Trust Me (Rough Love 3) - Page 37

The more my schedule blew up, the more his control tightened, and I tolerated it as best I could. Most days I felt happy, even in the dungeon. Even in the chastity belt. The harder he held me, the better I felt about myself and about my life, because he was worth every sacrifice. His smiles, his poetry, the way he touched me after he hurt me, like there was no one else besides me in the world. I felt surrounded and protected in a very powerful love, whatever he chose to call it. Slavery, ownership, our “dynamic.” It was all the same thing: my love for this complicated and deeply protective man.

I was existing in this calm and surrendered bliss, working in my studio on a cold day in early January, when an unexpected visitor came to my door. The visitor pushed it open slowly, which meant it wasn’t Price, because he always threw the door wide and strode in to greet me with an owner’s confidence. No, the door opened by increments, like this visitor wasn’t sure he’d be welcome to enter.

When he finally came in, I wished he hadn’t entered.

Simon Baldwin, tall and dark and frighteningly familiar, stared at me from across my studio.

I stared back, alarm bells going off in my brain. It wasn’t only that we had a traumatic past together, and that our most recent interaction had involved a trip to jail for Price. No, it was that I wasn’t allowed to have anything to do with him, and he was standing here in my studio, and oh, shit, Price’s head would fucking explode.

“Hi, Chere,” he said. “Nice studio.”

“What…what are you doing here? How did you get in the building?”

He shrugged. “My accountant’s office is on the eighth floor. So you’re in the jewelry business now, huh? How’ve you been?”

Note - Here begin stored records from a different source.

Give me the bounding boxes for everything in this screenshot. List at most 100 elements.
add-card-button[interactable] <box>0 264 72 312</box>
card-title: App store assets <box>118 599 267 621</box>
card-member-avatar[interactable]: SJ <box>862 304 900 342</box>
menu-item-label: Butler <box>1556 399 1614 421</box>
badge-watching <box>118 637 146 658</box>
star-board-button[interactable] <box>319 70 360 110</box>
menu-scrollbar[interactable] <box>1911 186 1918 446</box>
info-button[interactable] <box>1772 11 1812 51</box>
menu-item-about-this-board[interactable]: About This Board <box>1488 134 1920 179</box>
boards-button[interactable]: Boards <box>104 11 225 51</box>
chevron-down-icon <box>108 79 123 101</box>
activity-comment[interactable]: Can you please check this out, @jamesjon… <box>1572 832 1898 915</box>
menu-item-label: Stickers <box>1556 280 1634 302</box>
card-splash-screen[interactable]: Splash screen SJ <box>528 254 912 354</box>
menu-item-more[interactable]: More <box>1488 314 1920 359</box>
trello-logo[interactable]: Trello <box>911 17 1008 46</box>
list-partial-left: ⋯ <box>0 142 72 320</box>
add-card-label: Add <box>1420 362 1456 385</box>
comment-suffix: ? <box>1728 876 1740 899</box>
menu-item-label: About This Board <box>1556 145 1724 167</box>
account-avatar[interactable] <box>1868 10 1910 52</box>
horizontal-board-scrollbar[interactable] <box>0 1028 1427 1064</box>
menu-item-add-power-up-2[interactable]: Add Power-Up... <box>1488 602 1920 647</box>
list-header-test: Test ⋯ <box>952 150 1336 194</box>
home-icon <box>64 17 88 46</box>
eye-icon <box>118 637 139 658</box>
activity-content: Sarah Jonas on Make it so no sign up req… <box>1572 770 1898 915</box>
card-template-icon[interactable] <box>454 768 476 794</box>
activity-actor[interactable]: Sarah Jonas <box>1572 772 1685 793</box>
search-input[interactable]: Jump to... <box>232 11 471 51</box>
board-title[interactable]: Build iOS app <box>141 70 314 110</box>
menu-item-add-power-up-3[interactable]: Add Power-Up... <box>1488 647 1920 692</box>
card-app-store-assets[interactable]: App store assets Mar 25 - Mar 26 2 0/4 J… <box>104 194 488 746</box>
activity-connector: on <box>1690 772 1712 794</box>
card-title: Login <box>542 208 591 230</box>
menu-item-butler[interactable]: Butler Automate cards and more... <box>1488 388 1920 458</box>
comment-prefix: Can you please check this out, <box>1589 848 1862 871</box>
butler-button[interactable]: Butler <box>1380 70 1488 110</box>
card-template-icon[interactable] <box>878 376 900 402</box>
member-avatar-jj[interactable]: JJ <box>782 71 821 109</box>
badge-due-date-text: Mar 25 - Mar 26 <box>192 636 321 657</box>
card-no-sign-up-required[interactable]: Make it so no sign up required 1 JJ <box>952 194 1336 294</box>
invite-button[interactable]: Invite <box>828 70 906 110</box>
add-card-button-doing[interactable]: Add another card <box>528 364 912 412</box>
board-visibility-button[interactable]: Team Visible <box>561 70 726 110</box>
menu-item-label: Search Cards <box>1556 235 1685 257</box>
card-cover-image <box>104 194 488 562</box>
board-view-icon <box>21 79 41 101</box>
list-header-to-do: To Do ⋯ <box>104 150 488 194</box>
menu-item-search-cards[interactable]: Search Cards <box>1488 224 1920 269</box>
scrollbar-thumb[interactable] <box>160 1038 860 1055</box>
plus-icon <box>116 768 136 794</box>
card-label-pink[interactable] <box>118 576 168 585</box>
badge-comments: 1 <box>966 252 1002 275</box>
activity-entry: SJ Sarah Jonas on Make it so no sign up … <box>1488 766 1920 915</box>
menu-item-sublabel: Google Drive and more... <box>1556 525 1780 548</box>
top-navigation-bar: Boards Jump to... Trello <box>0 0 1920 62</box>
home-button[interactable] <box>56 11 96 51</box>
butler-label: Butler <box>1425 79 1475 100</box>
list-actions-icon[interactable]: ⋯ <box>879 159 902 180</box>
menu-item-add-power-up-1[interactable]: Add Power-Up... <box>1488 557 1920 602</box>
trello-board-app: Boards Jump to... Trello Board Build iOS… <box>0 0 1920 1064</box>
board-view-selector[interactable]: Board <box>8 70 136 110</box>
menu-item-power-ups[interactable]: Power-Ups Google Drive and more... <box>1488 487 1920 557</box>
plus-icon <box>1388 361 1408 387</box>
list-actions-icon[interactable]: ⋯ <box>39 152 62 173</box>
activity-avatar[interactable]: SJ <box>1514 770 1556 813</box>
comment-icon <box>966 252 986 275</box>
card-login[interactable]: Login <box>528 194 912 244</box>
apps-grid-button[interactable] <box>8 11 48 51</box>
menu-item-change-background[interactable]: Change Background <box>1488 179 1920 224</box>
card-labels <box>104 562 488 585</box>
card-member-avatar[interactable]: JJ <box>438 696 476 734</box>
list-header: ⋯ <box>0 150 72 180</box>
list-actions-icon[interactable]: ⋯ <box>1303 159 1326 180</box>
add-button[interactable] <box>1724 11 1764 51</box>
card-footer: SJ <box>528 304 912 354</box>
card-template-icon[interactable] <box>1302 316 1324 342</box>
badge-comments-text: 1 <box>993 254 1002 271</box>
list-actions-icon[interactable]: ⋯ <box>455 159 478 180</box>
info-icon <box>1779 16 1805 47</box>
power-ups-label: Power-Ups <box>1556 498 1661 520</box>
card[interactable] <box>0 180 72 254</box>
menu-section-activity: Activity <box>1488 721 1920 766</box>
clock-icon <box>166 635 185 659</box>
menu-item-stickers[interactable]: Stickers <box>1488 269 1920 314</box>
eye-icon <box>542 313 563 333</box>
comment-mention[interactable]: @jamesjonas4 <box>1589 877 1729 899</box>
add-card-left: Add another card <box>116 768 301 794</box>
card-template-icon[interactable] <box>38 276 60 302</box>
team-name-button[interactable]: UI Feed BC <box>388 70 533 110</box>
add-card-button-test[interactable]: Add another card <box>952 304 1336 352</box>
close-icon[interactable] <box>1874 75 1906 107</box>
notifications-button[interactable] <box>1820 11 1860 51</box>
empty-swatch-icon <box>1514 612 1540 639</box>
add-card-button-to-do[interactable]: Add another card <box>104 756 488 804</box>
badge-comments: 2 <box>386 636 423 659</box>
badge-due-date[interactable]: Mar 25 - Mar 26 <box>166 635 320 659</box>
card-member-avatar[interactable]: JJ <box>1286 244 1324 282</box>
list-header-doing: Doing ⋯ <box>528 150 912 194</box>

I blinked at him. He looked the same, perhaps a little heavier since he’d stopped the drugs. All I could think was that Price might show up anytime, and all hell would break loose.

“You have to go,” I blurted out, not even taking the time to return his greeting. “You have to leave right now.”

“Why?”

I was having a panic response. My breath literally felt tight in my chest. What had Price done to me, that I was so afraid to speak to men? But it wasn’t just any man. It was this man, the one who’d brought so much devastation to my life.

“You just… You have to go, Simon. I’m not supposed to talk to you.”

“Well, that sucks, because I was hoping to talk to you.” He sat in the chair by my desk, making himself comfortable.

“I’m not supposed to…” I began, but then I stopped, because I was a grown woman and it was weird that I wasn’t allowed to talk to people. With a brutal flash of lucidity, I realized that I was just as controlled by Price as I’d been controlled by Simon and his addictions. You use me for sex the same way Simon used me for money, I had screamed at Price once. To get your fix.

I thought I was finished questioning the validity of Price’s love for me, but within three minutes of seeing Simon and experiencing the feelings he evoked in me, I felt riddled with doubt.

“No,” I said, putting my head in my hands. I didn’t even know who I was talking to. “No, I can’t deal with this right now.”

“I know you’re busy,” Simon said. “I’ve been following your success in the design mags. Vinod Sushil, huh? Not bad.”

“Yeah, I’ve been really busy. That’s why I can’t talk to you. I’m sorry.”

“Chere—”

“You have to leave.”

“Look, I know I hurt you,” he said, speaking over me. “I know I’ve been an asshole to you hundreds of times. Thousands. But give me a chance to say what I need to say. I’ve changed, I promise. Every day is a battle to stay clean, but I’m trying.”

So he was still sober. There was that, at least, that he’d turned into a better person. Some quiet desperation in his features made me sit back in my chair and push Price’s glowering expression out of my mind for the moment.

“What do you want to talk about?” I asked. “I don’t have a lot of time. Please, make it quick.”

“Can we start by talking about you?” He looked around my studio with a dazzled expression. “I mean, wow, Chere. It’s like you’ve reinvented yourself. You must be really proud. Are you proud?”

“Yes,” I said through my teeth. “I’m really proud.”

My curt tone registered, but the essence of Simon hadn’t really changed. Fucked up or sober, he was still incredibly self-centered. Despite the fact that I clearly wanted him to state his business and get out, he lounged back in the chair, crossing one leg over the other.